特集の最後は、インプラントでの再建専門のブレストサージャリークリニックの岩平先生のコメントで締めくくられていた。年間の再建件数は数百件を超えるという大ベテランの先生の元には、患者からのトラブル相談件数が引きも切らず、特に今年の10月頃から爆発的に増えているという。つまり7月末の保険適用と同時に再建手術を行う医療機関が急増した結果、技術を伴わない医師による手術も急増したということに他ならない。
保険適用で乳房再建手術を行うためには専門の学会で講習を受ける必要があるそうだが、これまで3回の講習会──それも2時間の座学だけの講習で、800人もの外科医が認定を受けたそうだ。

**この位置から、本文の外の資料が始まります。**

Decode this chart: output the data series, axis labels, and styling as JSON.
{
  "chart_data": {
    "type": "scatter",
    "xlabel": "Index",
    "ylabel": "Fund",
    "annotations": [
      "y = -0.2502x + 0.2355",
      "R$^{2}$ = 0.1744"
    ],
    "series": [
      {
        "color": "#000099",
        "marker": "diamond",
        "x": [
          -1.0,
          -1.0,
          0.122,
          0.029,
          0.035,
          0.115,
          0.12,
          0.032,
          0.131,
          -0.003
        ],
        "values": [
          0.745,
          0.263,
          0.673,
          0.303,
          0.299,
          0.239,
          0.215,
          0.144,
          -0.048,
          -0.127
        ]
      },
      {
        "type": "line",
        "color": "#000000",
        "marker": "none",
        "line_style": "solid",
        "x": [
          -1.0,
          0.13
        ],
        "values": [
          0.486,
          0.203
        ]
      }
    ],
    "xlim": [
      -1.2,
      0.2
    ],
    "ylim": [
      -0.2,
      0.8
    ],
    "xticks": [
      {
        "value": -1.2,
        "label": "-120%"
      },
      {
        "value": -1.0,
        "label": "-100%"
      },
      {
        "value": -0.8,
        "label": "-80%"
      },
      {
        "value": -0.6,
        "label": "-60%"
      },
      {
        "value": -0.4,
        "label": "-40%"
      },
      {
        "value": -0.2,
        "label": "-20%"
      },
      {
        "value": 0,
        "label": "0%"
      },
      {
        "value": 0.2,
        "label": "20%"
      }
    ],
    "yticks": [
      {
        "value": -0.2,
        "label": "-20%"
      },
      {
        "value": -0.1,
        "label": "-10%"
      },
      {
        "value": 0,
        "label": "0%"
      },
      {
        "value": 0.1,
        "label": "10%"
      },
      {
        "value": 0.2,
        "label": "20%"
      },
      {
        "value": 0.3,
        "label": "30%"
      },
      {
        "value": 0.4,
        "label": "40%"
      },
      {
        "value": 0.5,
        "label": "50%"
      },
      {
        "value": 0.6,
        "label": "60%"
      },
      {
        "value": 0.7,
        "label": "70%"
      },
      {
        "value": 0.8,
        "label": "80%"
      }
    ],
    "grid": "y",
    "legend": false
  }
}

それだけで実際に手術するのは怖いからもっと充実した内容をと求める声も多いそうだけど、「なんだ、こんなもんか」と見よう見まねで手術してしまう医師もいるだろう。

これは別の専門誌で読んだ記事なのだが、岩平医師のところに持ち込まれ始めたトラブルのほとんどが、信じられないことに「エキスパンダーが正しく挿入されていない」なのだそうだ。上下が逆というのが一番多く、大胸筋の下ではなく上に入れられてしまっていることもしばしばあるらしい。なんと裏返しに挿入されていたというびっくりな事例まであるという。水注入のための弁を裏側にしてしまって、いったいどうやって膨らましていくつもり? 注入弁以外の場所から針刺したらエキスパンダー破れるよね? あまりにもお粗末で乱暴な話だ。

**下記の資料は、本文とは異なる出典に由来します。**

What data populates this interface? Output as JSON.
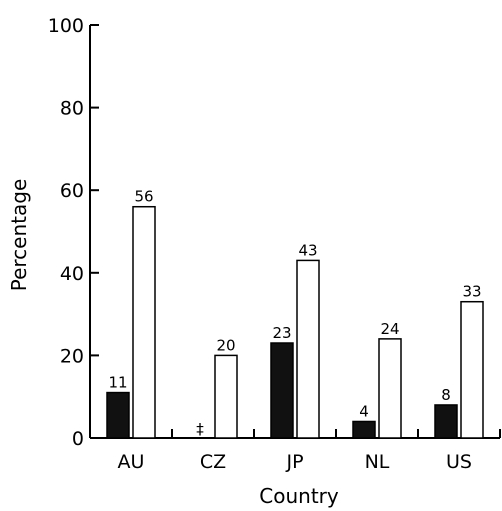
{
  "chart_data": {
    "type": "bar",
    "xlabel": "Country",
    "ylabel": "Percentage",
    "ylim": [
      0,
      100
    ],
    "yticks": [
      "0",
      "20",
      "40",
      "60",
      "80",
      "100"
    ],
    "grid": false,
    "categories": [
      "AU",
      "CZ",
      "JP",
      "NL",
      "US"
    ],
    "series": [
      {
        "color": "#111111",
        "values": [
          11,
          null,
          23,
          4,
          8
        ],
        "labels": [
          "11",
          "‡",
          "23",
          "4",
          "8"
        ]
      },
      {
        "color": "#ffffff",
        "values": [
          56,
          20,
          43,
          24,
          33
        ],
        "labels": [
          "56",
          "20",
          "43",
          "24",
          "33"
        ]
      }
    ]
  }
}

それぞれの乳房の大きさや形に適したエキスパンダーが選択されていないこともザラで、健側の胸と対称位置にになっていないことも多いそうだ。

一番の問題点は、シリコンインプラントを入れさえすれば即座に綺麗な乳房が出来上がるのだと、患者自身が安直に思っていること。さらに問題なのは、同じように思い込んでいる医師も少なからずいること。そもそもベースの乳房の上にボリュームを補っていくだけの豊胸手術と、土台から乳房を作り上げる再建手術とは似て非なるものだ。とりあえずシリコンを入れれば胸の膨らみにはなるだろうけれど、ワンタッチで綺麗な乳房が出来上がるわけではない。

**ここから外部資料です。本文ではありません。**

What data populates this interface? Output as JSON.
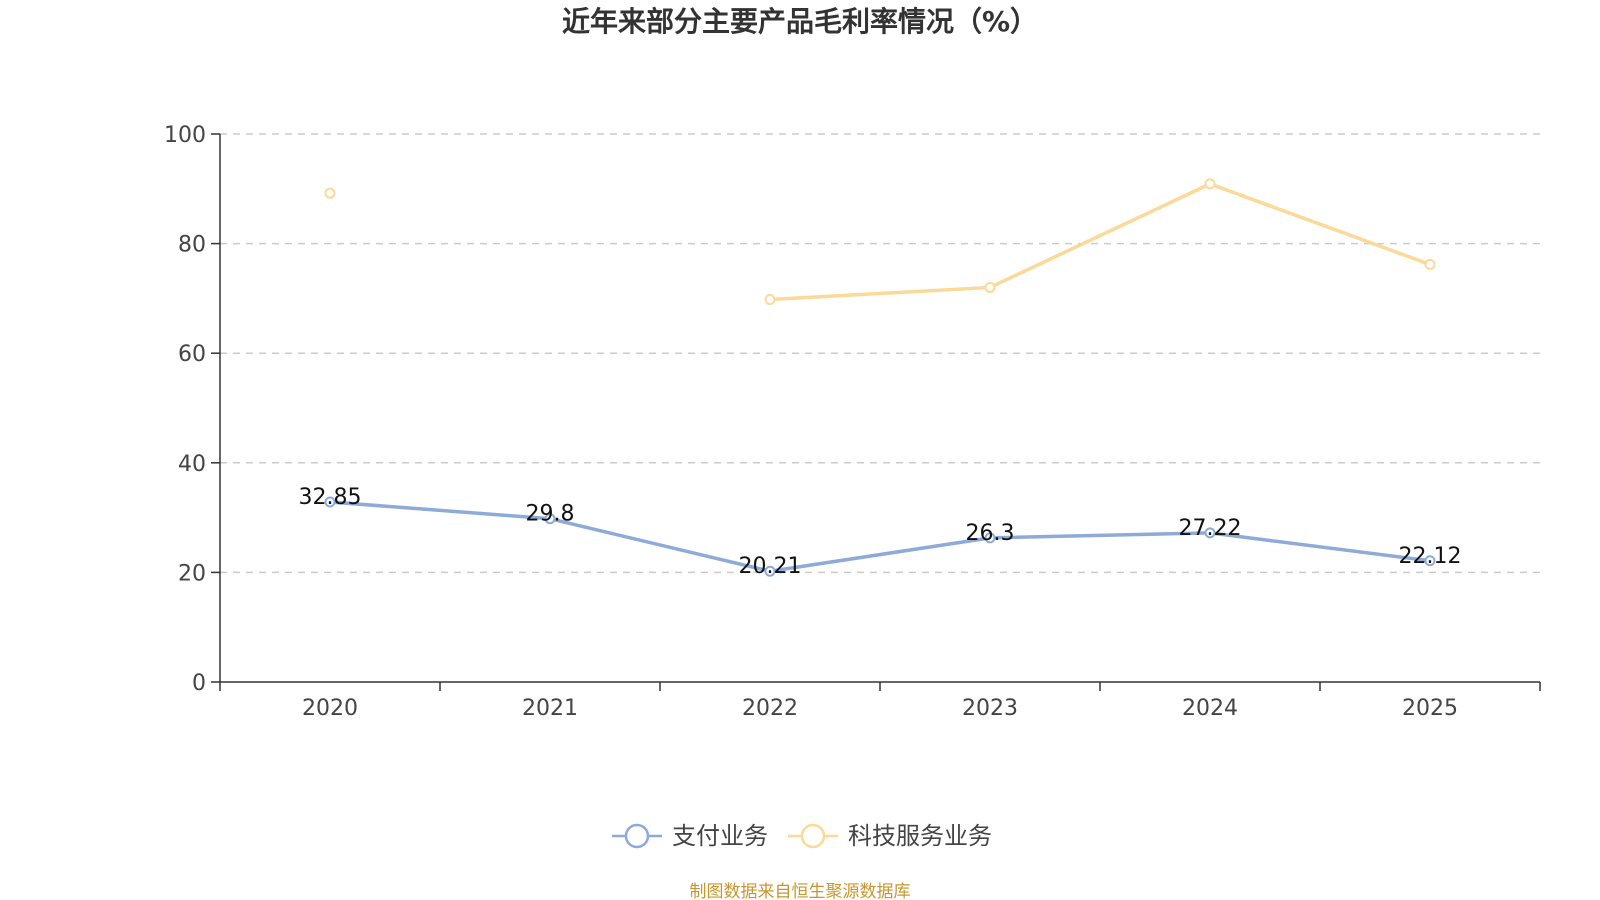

人工乳房の再建が保険適用になったことで、確かに再建へのハードルは思い切り低くなったが、さまざまなトラブルの危険性までもが低くなったわけではないのだ。でも、いくつになっても術後何年経っていても、誰にでも再び乳房を取り戻す権利はあるのだから。医療関係者だけでなく患者自身もきちんと自覚して慎重になってほしいと思う。ひとりでも多くの人が安全に綺麗な乳房を取り戻せますように……。